Runbook
Enable consistent and prompt responses to well understood events by documenting procedures in runbooks. Runbooks are the predefined procedures to achieve a specific outcome. Runbooks should contain the minimum information necessary to successfully perform the procedure. Start with a valid effective manual process, implement it in code and trigger automated execution where appropriate. This ensures consistency, speeds responses, and reduces errors caused by manual processes.

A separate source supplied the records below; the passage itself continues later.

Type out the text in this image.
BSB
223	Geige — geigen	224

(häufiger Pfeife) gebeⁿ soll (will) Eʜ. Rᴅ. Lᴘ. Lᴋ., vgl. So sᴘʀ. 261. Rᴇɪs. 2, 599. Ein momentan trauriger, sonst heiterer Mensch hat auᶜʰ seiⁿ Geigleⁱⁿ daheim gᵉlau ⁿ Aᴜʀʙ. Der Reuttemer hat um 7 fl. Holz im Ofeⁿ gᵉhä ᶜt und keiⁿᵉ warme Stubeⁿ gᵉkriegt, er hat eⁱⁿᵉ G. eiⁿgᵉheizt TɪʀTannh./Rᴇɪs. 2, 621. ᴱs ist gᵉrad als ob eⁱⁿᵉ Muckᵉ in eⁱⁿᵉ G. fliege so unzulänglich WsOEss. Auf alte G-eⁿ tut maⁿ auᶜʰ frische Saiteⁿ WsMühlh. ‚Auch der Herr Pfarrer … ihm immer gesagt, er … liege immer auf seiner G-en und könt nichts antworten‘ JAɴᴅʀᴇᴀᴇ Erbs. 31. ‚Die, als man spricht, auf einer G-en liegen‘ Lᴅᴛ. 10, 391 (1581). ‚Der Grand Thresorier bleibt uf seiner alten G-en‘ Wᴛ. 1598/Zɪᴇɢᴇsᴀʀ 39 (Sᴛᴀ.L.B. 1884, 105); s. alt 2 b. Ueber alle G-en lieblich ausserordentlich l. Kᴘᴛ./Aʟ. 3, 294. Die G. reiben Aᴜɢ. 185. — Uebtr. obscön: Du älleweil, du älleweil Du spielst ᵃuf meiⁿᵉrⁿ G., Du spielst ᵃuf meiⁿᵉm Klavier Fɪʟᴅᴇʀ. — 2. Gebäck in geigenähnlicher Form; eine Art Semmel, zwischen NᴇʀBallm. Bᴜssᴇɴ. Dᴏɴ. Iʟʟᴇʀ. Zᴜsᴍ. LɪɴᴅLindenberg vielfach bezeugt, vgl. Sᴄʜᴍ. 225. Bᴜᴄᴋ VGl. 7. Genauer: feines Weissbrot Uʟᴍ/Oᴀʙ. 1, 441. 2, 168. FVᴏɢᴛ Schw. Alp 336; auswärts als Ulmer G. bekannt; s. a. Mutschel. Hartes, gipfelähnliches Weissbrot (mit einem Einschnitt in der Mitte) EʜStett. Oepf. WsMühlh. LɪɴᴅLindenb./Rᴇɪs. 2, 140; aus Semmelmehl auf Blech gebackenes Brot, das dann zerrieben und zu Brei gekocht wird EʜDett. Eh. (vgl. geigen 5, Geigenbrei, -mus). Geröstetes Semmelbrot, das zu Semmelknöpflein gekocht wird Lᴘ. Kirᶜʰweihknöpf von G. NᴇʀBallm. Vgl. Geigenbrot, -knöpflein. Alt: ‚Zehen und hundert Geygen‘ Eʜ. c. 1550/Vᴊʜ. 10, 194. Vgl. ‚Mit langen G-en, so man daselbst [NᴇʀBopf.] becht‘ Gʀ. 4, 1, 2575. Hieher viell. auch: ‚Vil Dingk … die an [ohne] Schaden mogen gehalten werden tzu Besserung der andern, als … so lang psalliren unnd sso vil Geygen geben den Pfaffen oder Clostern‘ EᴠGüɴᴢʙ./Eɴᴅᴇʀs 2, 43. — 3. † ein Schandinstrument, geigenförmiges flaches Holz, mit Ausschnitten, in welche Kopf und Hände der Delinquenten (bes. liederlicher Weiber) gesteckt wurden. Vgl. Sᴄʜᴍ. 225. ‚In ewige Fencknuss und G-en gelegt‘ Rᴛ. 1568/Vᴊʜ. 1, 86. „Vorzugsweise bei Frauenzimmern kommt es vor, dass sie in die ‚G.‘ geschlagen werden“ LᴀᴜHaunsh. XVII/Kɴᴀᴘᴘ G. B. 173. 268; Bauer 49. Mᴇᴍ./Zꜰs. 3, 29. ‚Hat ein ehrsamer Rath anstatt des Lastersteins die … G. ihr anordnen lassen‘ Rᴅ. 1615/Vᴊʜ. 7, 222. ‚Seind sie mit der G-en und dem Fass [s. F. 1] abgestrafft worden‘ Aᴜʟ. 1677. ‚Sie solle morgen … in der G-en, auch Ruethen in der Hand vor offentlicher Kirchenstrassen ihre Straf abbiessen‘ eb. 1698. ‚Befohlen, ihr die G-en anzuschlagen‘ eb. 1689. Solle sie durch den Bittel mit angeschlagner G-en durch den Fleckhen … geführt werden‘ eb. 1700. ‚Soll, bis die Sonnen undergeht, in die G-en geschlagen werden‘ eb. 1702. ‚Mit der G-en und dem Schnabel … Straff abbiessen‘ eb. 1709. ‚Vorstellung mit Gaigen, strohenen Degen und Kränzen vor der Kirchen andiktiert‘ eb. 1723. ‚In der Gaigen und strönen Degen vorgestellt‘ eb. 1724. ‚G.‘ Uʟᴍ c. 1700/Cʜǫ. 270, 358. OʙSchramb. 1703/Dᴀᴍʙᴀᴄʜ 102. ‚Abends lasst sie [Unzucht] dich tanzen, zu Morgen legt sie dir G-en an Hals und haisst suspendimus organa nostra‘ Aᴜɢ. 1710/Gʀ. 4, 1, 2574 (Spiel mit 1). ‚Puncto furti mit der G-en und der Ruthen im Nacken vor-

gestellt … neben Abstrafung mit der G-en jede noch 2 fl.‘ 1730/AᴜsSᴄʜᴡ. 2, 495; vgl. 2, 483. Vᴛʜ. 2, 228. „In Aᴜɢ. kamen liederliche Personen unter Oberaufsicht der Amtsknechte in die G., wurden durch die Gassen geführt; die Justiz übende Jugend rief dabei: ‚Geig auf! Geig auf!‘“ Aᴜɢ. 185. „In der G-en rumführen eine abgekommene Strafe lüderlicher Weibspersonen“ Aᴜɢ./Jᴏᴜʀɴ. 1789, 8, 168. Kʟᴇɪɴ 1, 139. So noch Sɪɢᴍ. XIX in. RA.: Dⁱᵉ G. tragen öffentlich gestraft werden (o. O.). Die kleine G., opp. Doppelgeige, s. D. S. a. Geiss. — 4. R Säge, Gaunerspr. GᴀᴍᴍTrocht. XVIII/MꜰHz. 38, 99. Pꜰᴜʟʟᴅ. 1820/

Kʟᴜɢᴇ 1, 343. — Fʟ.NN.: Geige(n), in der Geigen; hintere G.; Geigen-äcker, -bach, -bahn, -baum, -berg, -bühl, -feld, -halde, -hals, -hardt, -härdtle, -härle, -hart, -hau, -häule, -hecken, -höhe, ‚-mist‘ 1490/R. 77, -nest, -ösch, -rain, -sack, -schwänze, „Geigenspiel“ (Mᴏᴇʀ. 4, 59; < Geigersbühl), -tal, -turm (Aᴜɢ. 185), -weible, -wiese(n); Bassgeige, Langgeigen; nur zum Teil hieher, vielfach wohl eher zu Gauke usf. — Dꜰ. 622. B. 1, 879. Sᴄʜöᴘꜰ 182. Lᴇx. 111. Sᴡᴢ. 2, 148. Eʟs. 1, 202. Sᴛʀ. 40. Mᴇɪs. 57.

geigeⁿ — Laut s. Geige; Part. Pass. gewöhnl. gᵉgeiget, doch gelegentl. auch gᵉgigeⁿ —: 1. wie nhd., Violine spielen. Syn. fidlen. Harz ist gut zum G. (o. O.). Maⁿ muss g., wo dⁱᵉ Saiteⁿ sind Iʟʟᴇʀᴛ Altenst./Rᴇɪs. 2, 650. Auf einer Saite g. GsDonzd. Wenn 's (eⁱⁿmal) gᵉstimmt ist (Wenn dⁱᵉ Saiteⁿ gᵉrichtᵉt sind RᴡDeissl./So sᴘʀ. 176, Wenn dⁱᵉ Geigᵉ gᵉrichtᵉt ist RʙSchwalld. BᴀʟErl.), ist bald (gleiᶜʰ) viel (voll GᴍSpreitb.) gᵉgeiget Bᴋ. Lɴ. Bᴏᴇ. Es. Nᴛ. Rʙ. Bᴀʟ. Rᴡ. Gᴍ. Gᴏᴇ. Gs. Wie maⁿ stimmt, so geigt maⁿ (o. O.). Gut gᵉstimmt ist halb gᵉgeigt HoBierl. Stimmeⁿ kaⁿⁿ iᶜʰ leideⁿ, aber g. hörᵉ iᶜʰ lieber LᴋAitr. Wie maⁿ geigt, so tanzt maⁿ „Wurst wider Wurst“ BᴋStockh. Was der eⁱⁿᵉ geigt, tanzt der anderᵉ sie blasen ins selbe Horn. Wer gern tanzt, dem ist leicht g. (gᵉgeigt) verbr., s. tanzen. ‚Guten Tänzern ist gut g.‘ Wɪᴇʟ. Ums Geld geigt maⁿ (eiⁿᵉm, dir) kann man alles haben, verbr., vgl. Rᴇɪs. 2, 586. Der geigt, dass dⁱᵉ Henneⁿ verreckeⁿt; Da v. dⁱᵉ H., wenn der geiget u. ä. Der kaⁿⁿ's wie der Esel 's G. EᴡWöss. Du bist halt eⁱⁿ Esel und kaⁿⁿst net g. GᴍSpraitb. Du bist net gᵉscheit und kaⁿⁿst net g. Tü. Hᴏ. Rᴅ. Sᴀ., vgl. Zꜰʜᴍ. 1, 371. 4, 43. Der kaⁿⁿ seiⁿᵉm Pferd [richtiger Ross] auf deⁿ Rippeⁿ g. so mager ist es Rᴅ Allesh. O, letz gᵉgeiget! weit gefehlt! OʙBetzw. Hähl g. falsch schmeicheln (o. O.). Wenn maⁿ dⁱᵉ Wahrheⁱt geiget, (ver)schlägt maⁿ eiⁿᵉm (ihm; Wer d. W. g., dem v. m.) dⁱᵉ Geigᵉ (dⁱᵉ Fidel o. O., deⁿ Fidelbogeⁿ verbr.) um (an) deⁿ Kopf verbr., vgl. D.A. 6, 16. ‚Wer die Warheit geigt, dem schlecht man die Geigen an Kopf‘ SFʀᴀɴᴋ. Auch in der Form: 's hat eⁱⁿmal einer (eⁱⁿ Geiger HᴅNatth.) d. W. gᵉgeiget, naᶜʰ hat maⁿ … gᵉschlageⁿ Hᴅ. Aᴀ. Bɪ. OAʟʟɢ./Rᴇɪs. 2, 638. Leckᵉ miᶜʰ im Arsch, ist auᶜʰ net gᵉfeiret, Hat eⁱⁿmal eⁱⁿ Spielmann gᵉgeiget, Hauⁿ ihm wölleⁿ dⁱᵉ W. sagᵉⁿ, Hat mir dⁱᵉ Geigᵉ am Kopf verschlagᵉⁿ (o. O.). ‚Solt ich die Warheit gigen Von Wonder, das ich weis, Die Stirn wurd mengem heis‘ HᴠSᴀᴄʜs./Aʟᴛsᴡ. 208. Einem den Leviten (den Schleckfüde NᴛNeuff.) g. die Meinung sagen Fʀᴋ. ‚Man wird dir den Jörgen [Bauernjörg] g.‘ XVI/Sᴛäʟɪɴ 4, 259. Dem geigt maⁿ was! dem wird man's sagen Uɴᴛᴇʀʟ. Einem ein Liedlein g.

For example, the procedure to update static web site content might include staging the content in an uploaded content location, updating the web site to reference the new content, validating the display of the new content, and removing replaced content. The runbook might include steps to take if the new content does not display correctly. For example, roll back to prior content and notify the content team of the failure.
Related
Runbook development
Runbooks provide adequately skilled team members, who are unfamiliar with procedures or the workload, the instructions necessary to successfully complete an activity. Capturing runbooks preserves the institutional knowledge of your organization. It eases the burden on key personnel by sharing their knowledge and enabling more team members to achieve the same outcomes.
Building runbooks
- Where to start building Runbooks
- Prioritize frequently executed procedures to reduce the level of effort to conduct operations.
- Prioritize procedures with high error rates to reduce the probability of negative impacts on the business and operations.
- Prioritize procedures with significant potential harmful impact to the business or workload to manage risk.
- When to start building Runbooks
- Document your runbooks as you are developing your procedures.
- The best time to create a runbook is before it is needed as part of an incident response.
- Take advantage of new people joining your team and have them follow experienced personnel and document your procedures. This is both training and preservation of institutional knowledge by capturing it in runbooks.
- Runbook considerations
- Implement appropriate controls around your runbooks to ensure that:
- Runbooks can only be executed by authenticated and appropriately authorized personnel and resources.
- Runbooks can only be executed against explicitly defined appropriate targets. For example, tag your environments and invoke the runbook against the explicitly defined environment, or have your runbook verify through metadata that it is executing against an appropriate target.
- Runbooks should be reversible, either through reverting the change, or through execution of another runbook/procedure that returns the environment to the previous state. For example, while adding a user is not a reversible action, you can revert to the previous state by deleting the added user.
- There should be a mechanism by which you can verify that a runbook was successful in achieving its intended outcome. This might be internal to the runbook and based on the return codes from the executed actions. Alternatively, it might be identified manually by the person invoking the runbook, or recognized programmatically by the system invoking the runbook.
- Runbooks should be tested with the same engineering discipline that you use for application code.
- Implement appropriate controls around your runbooks to ensure that:
What to include in runbooks
- Document requirements to be able to execute the runbook.
- Identify required permissions.
- Identify required tools and configurations.
- Identify required network connectivity and access.
- Document constraints on the execution of the runbook.
- Identify maintenance windows.
- Identify impacted resources.
- Identify conflicts with other business or operations activities.
- Document procedure steps and expected outcomes.
- Identify procedure steps.
- Identify expected outcomes.
- Document escalation procedures.
- Identify to whom the runbook should be escalated if the active team member is unable to complete it successfully.
- Identify after what period of time the runbook should be escalated if the active team member has not yet completed it successfully.
- Identify any third parties to whom escalation may occur and under what circumstances.
- Identify any necessary support information required to escalate to third parties (for example, serial numbers, support contact information, support contract information).
- Identify any decision makers and under what circumstances they should be contacted prior to executing the procedure.
Convert runbooks to code
- Where appropriate you should convert manual runbooks into code
- Convert the documented process into code
- Automate triggering of runbooks
- Identify monitoring tests to identify the triggering events.
- Implement monitoring tests to trigger the automated runbook execution.
Revise runbooks as appropriate
- Review the execution of runbooks.
- Identify appropriate optimizations.
- Identify required revisions.
- Update runbooks, and scripts and automation, as appropriate.